1990’lı yıllarda yabancı ülkelerin firması olan YÜRÜGOLD firması Gümüşhane’de altın çıkarma girişimleri büyük tartışmalara yol açmıştı.
Zamanın valisi ile firmanın düzenlediği basın toplantısına katılmıştım.
Firma, altın çıkaracakları alanı sonradan dolduracaklarını, ağaçlandıracaklarını ve eski konumuna getirdikten sonra bırakıp gideceklerini söylüyorlardı.
Altın ayrıştırmada kullanılan siyanürün çevreye büyük zararlar vereceği konusu büyük kuşkular yaratıyordu.
Bu nedenle, firma karşılaştığı büyük tepkiler nedeniyle işe başlayamadı ve çekip gitti.
Kaz dağlarında maden işletenler de bırakıp giderken, ağaç dikecek ve yeşil bitki örtüsünü eski haline getirdikten sonra terk edeceklerdi.
Ne oldu?
Hiçbir şey yapmadılar. Halkın mücadelesi, çektikleri çileler, mahkemelere verilmeleri yanlarına kâr kaldı.
Maden alınan saha da tüm çirkinliği ve çıplaklığıyla huzur kaçırmaya devam ediyor.
Şimdi maden sahalarıyla ilgili yeni bir yönetmelik çıkarılmış.
O yönetmelikte diyor ki, “ maden sahaları üstünde zeytin ağaçları varsa, madenci firma zeytin ağaçlarını kesebilir. Sonra da zeytin ağaçlarını yeniden dikecekmiş.
Bir zeytin ağacı kaç yılda yetişir?
O zeytin ağaçları ürün vermeğe başlayacağı zamana kadar, geçimini yalnızca zeytinden elde edenler o zamana kadar ne ile geçinecekler?
O soruların yanıtı ortada yok.
Ormanlık alanlarda, ağaçları keserek maden arayanların, madenleri aldıktan sonra nasıl çekip gittilerse, zeytin ağaçlarını kesenler de öğle yapacak. Kimse, kimseyi kandırmasın.

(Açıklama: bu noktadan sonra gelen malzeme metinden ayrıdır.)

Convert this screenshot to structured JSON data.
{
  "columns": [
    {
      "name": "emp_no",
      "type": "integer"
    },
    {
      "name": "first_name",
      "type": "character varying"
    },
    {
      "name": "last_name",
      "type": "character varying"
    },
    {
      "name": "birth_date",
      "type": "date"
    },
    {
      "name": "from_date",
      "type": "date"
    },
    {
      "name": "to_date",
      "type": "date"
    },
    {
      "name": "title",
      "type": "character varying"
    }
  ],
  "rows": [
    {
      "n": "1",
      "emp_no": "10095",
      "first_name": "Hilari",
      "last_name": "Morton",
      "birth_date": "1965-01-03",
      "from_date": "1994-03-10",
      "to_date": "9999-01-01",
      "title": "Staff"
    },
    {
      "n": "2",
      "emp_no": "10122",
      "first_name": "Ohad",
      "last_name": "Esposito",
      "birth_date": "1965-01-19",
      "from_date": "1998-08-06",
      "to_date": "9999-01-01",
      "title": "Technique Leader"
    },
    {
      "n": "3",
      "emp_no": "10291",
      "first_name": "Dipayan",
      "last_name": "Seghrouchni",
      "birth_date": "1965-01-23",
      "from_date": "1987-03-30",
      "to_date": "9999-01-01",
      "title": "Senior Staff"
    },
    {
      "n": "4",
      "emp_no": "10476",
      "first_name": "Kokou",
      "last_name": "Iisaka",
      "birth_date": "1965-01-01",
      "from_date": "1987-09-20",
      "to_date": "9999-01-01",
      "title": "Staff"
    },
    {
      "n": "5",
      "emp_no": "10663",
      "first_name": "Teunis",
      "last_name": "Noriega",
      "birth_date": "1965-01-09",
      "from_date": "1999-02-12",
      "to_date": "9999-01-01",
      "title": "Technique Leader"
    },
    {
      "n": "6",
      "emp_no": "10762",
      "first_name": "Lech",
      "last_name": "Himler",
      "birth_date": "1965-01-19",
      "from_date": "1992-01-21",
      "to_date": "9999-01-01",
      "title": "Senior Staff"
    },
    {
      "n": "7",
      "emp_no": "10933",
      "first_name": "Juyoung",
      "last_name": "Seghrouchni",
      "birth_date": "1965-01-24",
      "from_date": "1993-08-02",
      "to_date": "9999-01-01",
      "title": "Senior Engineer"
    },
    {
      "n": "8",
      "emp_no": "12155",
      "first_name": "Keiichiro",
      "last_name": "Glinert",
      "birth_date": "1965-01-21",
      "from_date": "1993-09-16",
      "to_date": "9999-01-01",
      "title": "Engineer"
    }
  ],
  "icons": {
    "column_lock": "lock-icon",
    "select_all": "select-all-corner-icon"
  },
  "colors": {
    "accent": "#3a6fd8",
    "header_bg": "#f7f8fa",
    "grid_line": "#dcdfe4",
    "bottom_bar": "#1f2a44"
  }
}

O yönetmelikte, zeytin ağaçlarının sahiplerinin geçimlerini garantiye alan maddeler var mı?
Yönetmeliği okumadım. Olayı ulusal basından izleyerek öğreniyorum.
Daha önceki örnekler, halkın saf dışı edileceğini, büyük geçim sıkıntılarıyla baş başa kalacaklarını düşünüyorum.
Yarım yüz yılı aşkın basın yaşamımızda, gördüğümüz örnekler bunu gösteriyor.
Sonuç ne olacak?
Cahit Sıtkı’nın “35 Yaş Şiirinde” belirttiği gibi:
“Bu kaçıncı bahçe gördüm tarumar!” olacak.